As a simple example the following fails with exception:
ImproperlyConfigured at xxxx
The included urlconf mysite.urls doesn't have any patterns in it
mysite.urls
from mysite.views import MyClassView
urlpatterns = patterns('',
url(r'^$' MyClassView.as_view(), name='home')
)
views.py
class MyClassView(View):
def get(self, request):
home_url = reverse('home')
return render(request, 'home.html', {'home_url':home_url})
home.html
<p><a href={{ home_url }}>Home</a></p>
I'm currently working around the problem by forcing reverse to run on template rendering by changing views.py to
class MyClassView(View):
def get(self, request):
home_url = lambda: reverse('home')
return render(request, 'home.html', {'home_url':home_url})
and it works, but this is really ugly and surely there is a better way. So is there a way to use reverse in class based views but avoid the cyclic dependency of urlpatterns requiring view requiring reverse requiring urlpatterns...
EDIT:
I'm using this as so:
views.py
def sidebar_activeusers(cls):
sidebar_dict = {'items' = []}
qs = models.random.filter.on.users
for user in qs:
item = {
'value': user.name,
'href': reverse('user_profile', args=[hash_id(user.id)])}
sidebar = loader.get_template('sidebar.html')
cls.base_dict['sidebar_html'] = sidebar.render(Context(sidebar_dict))
return cls
#sidebar_activeusers
class MyView1(View):
base_dict = {}
...
#other_sidebar_that_uses_same_sidebar_template
class MyView2(View):
basically I'd like to use the same sidebar template for a few different content types. Although the models displayed in the sidebar will be arbitrary the format will always be the same.
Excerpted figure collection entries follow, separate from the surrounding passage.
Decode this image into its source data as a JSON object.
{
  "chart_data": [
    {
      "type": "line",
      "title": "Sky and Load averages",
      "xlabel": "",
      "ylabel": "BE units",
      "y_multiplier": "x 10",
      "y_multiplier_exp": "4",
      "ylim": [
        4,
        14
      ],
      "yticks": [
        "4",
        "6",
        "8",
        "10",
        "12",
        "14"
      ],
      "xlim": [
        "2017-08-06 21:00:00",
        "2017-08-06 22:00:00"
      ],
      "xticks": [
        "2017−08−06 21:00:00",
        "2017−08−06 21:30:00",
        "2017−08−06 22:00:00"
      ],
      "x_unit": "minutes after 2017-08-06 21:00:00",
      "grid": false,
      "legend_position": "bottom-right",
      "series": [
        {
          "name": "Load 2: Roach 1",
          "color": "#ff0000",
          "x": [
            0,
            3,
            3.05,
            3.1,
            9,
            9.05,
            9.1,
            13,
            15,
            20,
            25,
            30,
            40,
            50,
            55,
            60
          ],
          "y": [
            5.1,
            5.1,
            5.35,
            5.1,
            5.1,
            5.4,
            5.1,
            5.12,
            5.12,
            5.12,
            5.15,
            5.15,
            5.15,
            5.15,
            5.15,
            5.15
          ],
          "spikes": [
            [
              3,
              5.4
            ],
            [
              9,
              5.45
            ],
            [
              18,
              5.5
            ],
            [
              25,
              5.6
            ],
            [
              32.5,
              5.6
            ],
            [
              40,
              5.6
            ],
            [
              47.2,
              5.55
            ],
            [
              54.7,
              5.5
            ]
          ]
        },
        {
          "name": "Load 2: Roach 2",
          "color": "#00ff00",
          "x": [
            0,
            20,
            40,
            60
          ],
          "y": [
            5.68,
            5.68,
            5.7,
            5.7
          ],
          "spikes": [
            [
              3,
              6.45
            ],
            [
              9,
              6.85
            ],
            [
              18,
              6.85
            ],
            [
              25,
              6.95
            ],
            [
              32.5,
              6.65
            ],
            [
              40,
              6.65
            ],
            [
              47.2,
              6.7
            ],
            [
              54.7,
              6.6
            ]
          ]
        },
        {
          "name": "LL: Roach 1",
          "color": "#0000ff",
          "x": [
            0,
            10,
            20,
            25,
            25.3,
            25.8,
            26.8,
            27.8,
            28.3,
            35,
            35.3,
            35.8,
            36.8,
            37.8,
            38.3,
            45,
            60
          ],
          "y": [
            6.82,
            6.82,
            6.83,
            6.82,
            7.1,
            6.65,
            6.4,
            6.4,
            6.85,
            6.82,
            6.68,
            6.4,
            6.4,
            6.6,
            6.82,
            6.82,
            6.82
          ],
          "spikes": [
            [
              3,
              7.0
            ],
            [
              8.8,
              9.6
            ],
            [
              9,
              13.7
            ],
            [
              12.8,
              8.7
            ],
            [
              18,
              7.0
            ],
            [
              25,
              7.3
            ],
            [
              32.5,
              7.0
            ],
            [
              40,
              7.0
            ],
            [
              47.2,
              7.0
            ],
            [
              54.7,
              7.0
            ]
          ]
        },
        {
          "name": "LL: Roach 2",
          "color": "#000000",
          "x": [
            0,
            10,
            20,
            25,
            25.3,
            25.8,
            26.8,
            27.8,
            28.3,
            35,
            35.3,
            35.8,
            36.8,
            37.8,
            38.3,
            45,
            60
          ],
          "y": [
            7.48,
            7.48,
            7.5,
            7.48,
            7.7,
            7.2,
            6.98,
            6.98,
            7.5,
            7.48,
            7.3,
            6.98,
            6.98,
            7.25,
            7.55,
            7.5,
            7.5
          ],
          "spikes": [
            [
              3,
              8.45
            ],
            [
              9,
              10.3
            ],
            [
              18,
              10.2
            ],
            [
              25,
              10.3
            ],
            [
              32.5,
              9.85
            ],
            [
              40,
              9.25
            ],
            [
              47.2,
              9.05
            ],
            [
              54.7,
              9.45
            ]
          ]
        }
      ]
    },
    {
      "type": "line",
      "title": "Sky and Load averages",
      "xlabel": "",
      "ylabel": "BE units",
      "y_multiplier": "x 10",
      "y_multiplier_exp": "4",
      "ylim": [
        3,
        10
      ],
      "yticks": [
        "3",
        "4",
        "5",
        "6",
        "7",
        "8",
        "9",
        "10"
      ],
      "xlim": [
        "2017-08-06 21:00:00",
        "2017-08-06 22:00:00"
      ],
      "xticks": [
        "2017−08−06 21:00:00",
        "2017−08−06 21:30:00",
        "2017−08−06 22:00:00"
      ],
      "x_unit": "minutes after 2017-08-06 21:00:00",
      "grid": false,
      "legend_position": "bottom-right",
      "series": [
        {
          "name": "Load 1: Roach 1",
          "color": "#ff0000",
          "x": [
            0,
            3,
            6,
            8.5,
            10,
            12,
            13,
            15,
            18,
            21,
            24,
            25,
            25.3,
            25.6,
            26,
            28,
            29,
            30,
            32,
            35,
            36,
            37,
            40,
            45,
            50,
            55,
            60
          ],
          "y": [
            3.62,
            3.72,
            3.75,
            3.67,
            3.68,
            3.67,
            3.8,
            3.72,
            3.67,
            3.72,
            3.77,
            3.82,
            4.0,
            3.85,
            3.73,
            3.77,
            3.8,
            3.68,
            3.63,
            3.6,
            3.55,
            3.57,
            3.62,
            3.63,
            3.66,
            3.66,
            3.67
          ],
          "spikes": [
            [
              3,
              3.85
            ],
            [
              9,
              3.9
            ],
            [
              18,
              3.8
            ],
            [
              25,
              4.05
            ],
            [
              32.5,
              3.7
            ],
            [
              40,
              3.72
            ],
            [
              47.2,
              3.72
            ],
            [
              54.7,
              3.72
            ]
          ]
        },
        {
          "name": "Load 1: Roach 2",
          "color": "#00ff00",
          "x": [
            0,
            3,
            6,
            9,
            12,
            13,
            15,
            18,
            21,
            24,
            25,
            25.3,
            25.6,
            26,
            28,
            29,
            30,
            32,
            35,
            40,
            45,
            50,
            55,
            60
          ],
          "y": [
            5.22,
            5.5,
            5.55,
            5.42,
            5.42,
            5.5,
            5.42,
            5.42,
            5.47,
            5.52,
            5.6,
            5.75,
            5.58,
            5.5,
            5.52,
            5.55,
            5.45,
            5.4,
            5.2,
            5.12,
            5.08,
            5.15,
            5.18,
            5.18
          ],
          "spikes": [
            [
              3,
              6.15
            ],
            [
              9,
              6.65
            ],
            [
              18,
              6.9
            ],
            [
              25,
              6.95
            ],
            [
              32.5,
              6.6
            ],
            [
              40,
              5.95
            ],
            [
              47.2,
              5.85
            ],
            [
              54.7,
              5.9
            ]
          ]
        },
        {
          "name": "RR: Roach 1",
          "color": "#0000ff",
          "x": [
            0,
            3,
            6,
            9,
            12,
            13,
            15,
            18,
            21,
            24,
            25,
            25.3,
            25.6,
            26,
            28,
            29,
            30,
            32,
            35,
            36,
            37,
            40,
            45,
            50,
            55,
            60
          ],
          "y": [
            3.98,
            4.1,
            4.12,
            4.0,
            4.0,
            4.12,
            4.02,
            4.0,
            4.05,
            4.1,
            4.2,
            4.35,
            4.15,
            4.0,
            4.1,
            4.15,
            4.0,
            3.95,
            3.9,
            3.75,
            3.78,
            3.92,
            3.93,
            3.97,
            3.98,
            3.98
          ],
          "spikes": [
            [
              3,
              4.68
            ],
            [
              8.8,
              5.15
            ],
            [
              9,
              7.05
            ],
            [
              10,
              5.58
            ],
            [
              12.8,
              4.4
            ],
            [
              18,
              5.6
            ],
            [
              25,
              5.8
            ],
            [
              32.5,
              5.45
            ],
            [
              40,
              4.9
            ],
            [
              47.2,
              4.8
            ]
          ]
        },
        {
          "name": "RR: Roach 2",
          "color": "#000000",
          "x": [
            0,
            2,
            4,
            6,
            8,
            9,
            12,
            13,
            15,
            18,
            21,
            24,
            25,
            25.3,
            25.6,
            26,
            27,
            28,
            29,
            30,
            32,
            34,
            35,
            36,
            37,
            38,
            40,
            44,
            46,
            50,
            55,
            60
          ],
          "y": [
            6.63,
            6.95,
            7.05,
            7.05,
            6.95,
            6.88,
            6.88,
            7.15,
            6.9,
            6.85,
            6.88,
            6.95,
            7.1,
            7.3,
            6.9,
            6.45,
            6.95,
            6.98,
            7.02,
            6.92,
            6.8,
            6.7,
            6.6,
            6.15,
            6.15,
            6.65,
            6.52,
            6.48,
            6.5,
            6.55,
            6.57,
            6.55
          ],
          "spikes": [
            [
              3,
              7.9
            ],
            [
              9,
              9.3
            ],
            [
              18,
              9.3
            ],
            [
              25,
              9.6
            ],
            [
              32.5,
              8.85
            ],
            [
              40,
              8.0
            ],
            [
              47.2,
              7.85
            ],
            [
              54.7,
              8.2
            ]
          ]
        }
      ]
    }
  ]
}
For your example MyClassView, it's ok to use reverse
class MyClassView(View):
def get(self, request):
home_url = reverse_lazy('home')
return render(request, 'home.html', {'home_url': home_url},
The reverse method is not called when the class is defined -- It is only called when the request is processed and the get method is called, so there shouldn't be an error. I have tested the example above and it works fine.
However, When you use your sidebar_activeusers decorator, the reverse call occurs before the url conf is loaded. In cases like these, you can use reverse_lazy. Here's an example of reverse_lazy in action:
from django.core.urlresolvers import reverse_lazy
class MyOtherClassView(View):
home_url = reverse_lazy('home')
def get(self, request):
return render(request, 'home.html', {'home_url':self.home_url})
This time, home_url is set when the class is defined, so reverse_lazy is required instead of reverse, because the url conf hasn't loaded yet.
Your home url can be accessed directly in your template by using declaring {% url 'home' %}. It's a standard way to access your named urls in your urls.py file.
You do not have to send the home_url variable to your template explicitly in your class-based view function.
In other words, in your home.html file:-
<p>Home</p>
will do.